Antony Cortes constate que même des militants plus légalistes comme France Nature Environnement ont un ton plus rude et s’agacent des passages en force du gouvernement pour imposer des projets d’aménagements divers sans même réellement considérer les oppositions. A ses yeux, c’est un ferment de contestation très fort qui percole dans tous les groupes activistes, y compris ceux qui combattent localement contre un chantier précis.

Quelle sociologie ?

Durant ses investigations, Antony Cortes a constaté que les jeunes générations étaient très représentées. Une représentation en partie expliquée par l’éco-anxiété dont 45% déclarent souffrir selon la revue scientifique The Lancet. Ces jeunes souvent diplômés et insérés socialement, trouvent dans l’engagement militant, un exutoire pour combattre le désordre climatique.
Eddy Fougier ajoute que la tentation de la radicalité se manifeste chez eux à cause de la crispation du gouvernement à l’égard de leurs revendications mais également grâce aux succès médiatiques que les actions violentes enregistrent régulièrement. Le militantisme juridique n’est plus une option viable, ni productive pour eux.
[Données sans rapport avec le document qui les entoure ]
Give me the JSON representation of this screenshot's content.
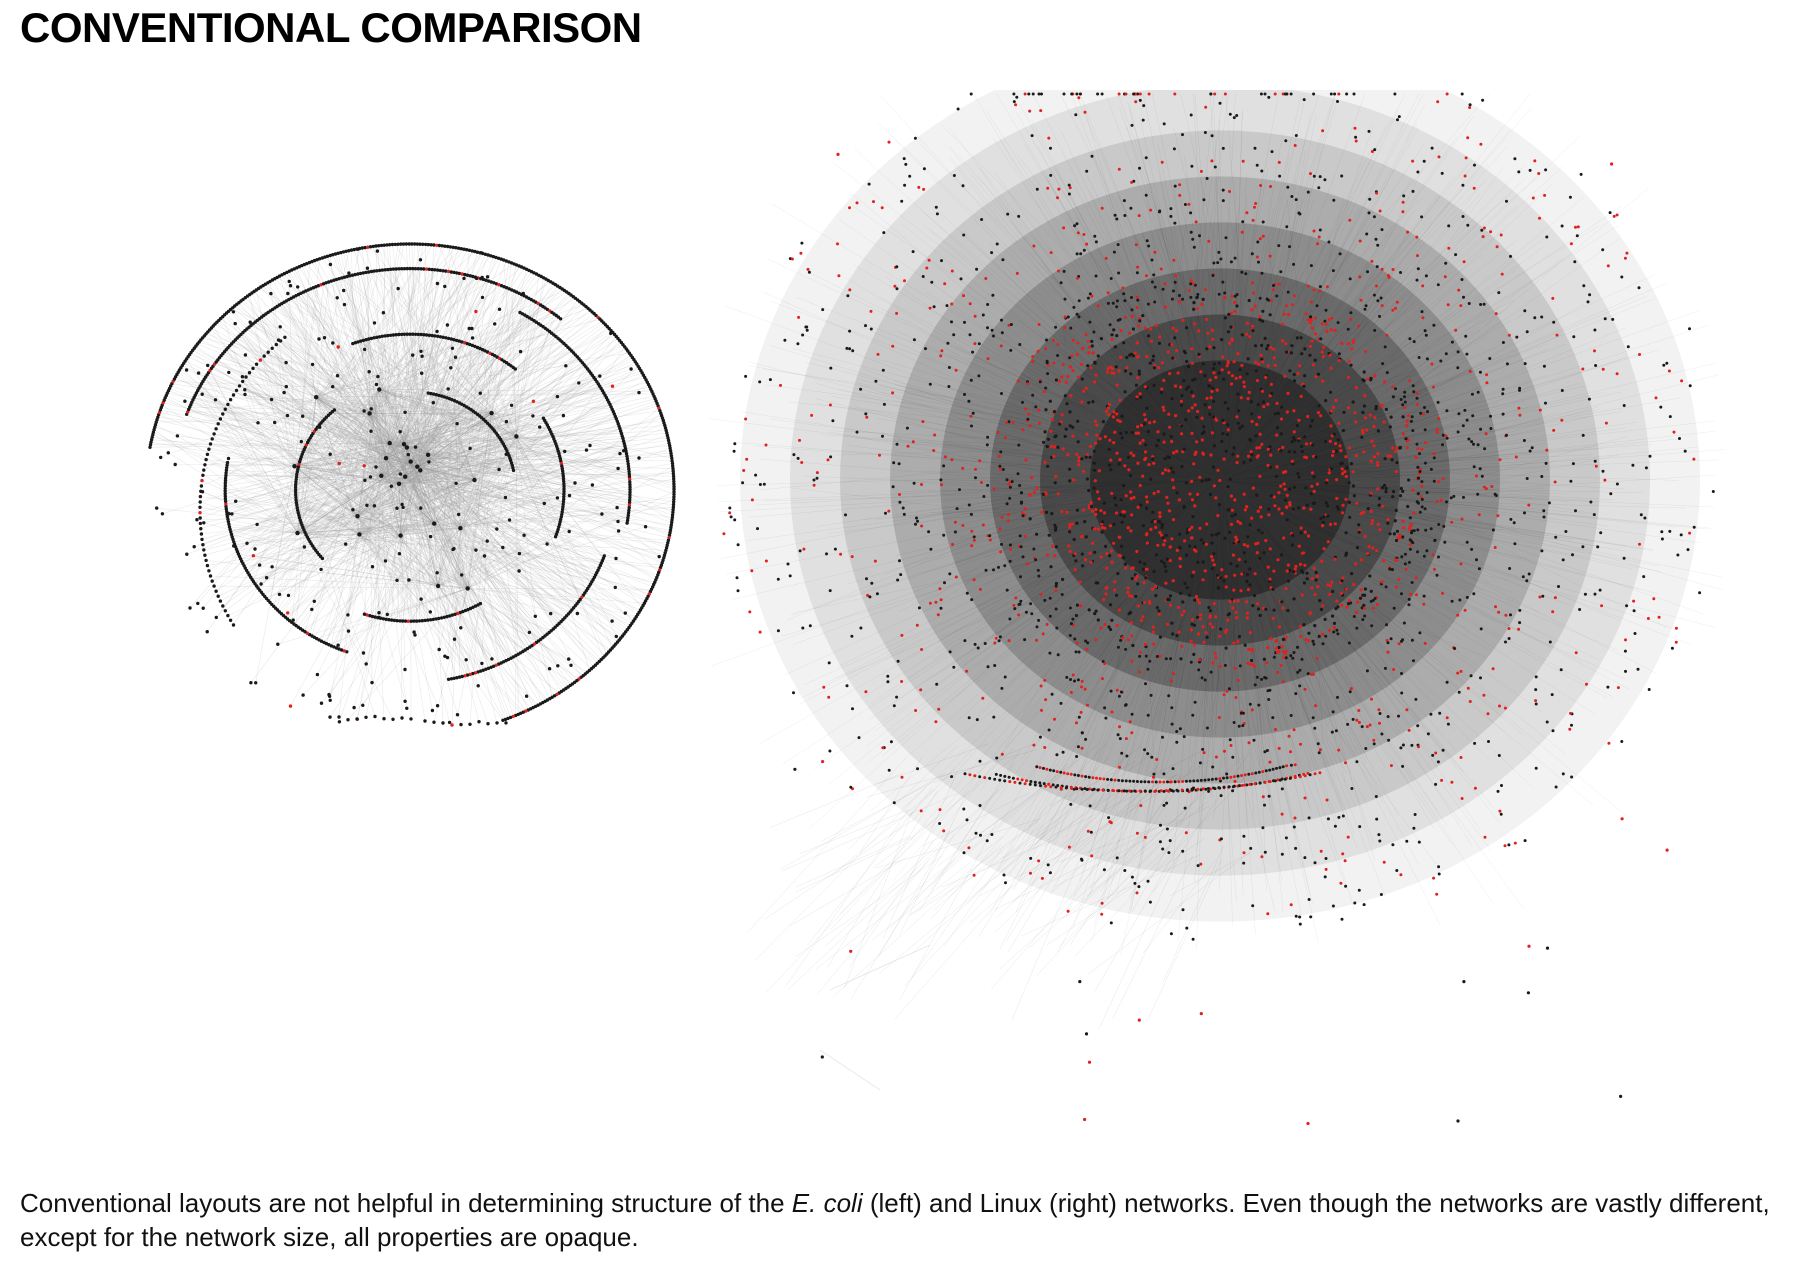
{
  "title": "CONVENTIONAL COMPARISON",
  "caption": {
    "before_species": "Conventional layouts are not helpful in determining structure of the ",
    "species": "E. coli",
    "after_species": " (left) and Linux (right) networks. Even though the networks are vastly different, except for the network size, all properties are opaque."
  },
  "networks": [
    {
      "name": "E. coli",
      "position_label": "left"
    },
    {
      "name": "Linux",
      "position_label": "right"
    }
  ],
  "colors": {
    "node_default": "#1a1a1a",
    "node_highlight": "#e0221e",
    "edge": "#9a9a9a",
    "background": "#ffffff",
    "text": "#000000"
  }
}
A noter que les Soulèvements de la Terre agrège des groupes assez hétéroclites qui ont avant tout en commun les mêmes combats mais qui proviennent d’horizons différents, certains issus d’engagements locaux, d’autres d’engagements dans les mouvances d’ultra-gauche, voire de l’alter-mondialisme qui a préfiguré cet activisme. Eddy Fougier estime que les Soulèvements sont une sorte de marque qui estampille telle ou telle action et qui permet ainsi de massifier le rapport de force. Pour autant, il n’y pas de hiérarchie identifiée clairement. Le mouvement est d’essence liquide et d’ici deux ou trois ans, pourrait laisser place à autre chose.

Quelles perspectives ?

Les deux intervenants se rejoignent pour dire que le dialogue est désormais considéré comme peu ou pas efficace. Pour ces radicalités qui s’expriment, la violence doit primer pour imprimer dans l’opinion. Un pari toutefois dangereux. Un récent sondage indiquait que 70% des Français rejetaient ce type d’action bien qu’ils partagent les inquiétudes environnementales et alimentaires soulevées.
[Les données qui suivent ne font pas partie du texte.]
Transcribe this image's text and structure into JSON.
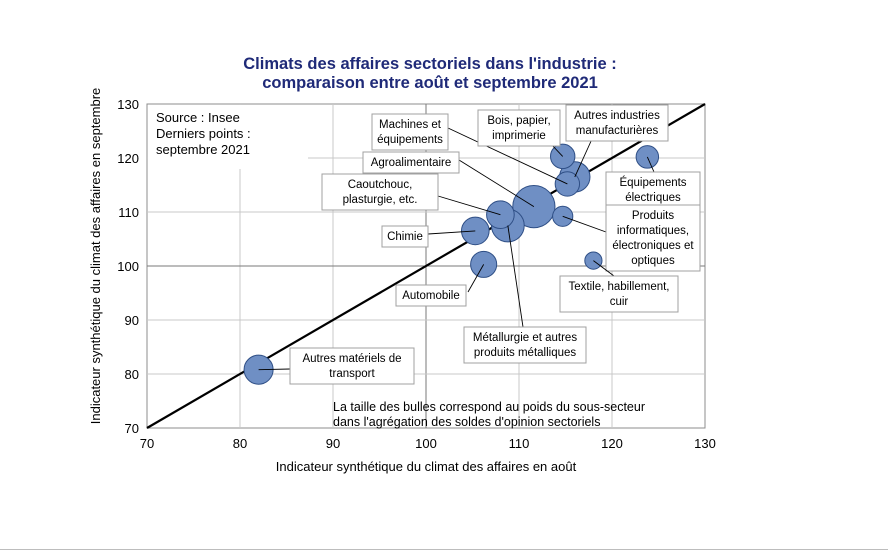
{
  "chart_data": {
    "type": "scatter",
    "title_lines": [
      "Climats des affaires sectoriels dans l'industrie :",
      "comparaison entre août et septembre 2021"
    ],
    "xlabel": "Indicateur synthétique du climat des affaires en août",
    "ylabel": "Indicateur synthétique du climat des affaires en septembre",
    "xlim": [
      70,
      130
    ],
    "ylim": [
      70,
      130
    ],
    "xticks": [
      70,
      80,
      90,
      100,
      110,
      120,
      130
    ],
    "yticks": [
      70,
      80,
      90,
      100,
      110,
      120,
      130
    ],
    "grid": true,
    "reference_line": "y = x",
    "source_lines": [
      "Source : Insee",
      "Derniers points :",
      "septembre 2021"
    ],
    "note_lines": [
      "La taille des bulles correspond au poids du sous-secteur",
      "dans l'agrégation des soldes d'opinion sectoriels"
    ],
    "colors": {
      "bubble_fill": "#6f8fc4",
      "bubble_stroke": "#2f4f86",
      "title": "#1f2a78",
      "diagonal": "#000000",
      "grid": "#c8c8c8"
    },
    "points": [
      {
        "name": "Autres matériels de transport",
        "label_lines": [
          "Autres matériels de",
          "transport"
        ],
        "x": 82,
        "y": 80.8,
        "weight": 7
      },
      {
        "name": "Automobile",
        "label_lines": [
          "Automobile"
        ],
        "x": 106.2,
        "y": 100.3,
        "weight": 5
      },
      {
        "name": "Chimie",
        "label_lines": [
          "Chimie"
        ],
        "x": 105.3,
        "y": 106.5,
        "weight": 6
      },
      {
        "name": "Caoutchouc, plasturgie, etc.",
        "label_lines": [
          "Caoutchouc,",
          "plasturgie, etc."
        ],
        "x": 108,
        "y": 109.5,
        "weight": 6
      },
      {
        "name": "Métallurgie et autres produits métalliques",
        "label_lines": [
          "Métallurgie et autres",
          "produits métalliques"
        ],
        "x": 108.8,
        "y": 107.5,
        "weight": 10
      },
      {
        "name": "Agroalimentaire",
        "label_lines": [
          "Agroalimentaire"
        ],
        "x": 111.6,
        "y": 111,
        "weight": 20
      },
      {
        "name": "Machines et équipements",
        "label_lines": [
          "Machines et",
          "équipements"
        ],
        "x": 115.2,
        "y": 115.2,
        "weight": 4
      },
      {
        "name": "Autres industries manufacturières",
        "label_lines": [
          "Autres industries",
          "manufacturières"
        ],
        "x": 116,
        "y": 116.5,
        "weight": 8
      },
      {
        "name": "Bois, papier, imprimerie",
        "label_lines": [
          "Bois, papier,",
          "imprimerie"
        ],
        "x": 114.7,
        "y": 120.3,
        "weight": 4
      },
      {
        "name": "Équipements électriques",
        "label_lines": [
          "Équipements",
          "électriques"
        ],
        "x": 123.8,
        "y": 120.2,
        "weight": 3
      },
      {
        "name": "Produits informatiques, électroniques et optiques",
        "label_lines": [
          "Produits",
          "informatiques,",
          "électroniques et",
          "optiques"
        ],
        "x": 114.7,
        "y": 109.2,
        "weight": 2
      },
      {
        "name": "Textile, habillement, cuir",
        "label_lines": [
          "Textile, habillement,",
          "cuir"
        ],
        "x": 118,
        "y": 101,
        "weight": 1
      }
    ]
  }
}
Antony Cortes note par ailleurs que ces mouvements cherchent avant tout à susciter l’émotion au motif qu’on n’a plus le temps et qu’il faut être jusqu’au-boutiste quitte à perdre en efficacité. Ces groupes ne cherchent pas en effet à être forcément populaires même si paradoxalement, nombreux sont ceux qui se réclament du peuple et du Bien commun. Un exemple ? L’activiste écologiste française Lena Lazare qui n’hésite pas à dire qu’elle cherche avant tout à contraindre plutôt qu’à convaincre ou le philosophe Frédéric Lordon qui incite à être éco-furieux plutôt qu’éco-anxieux.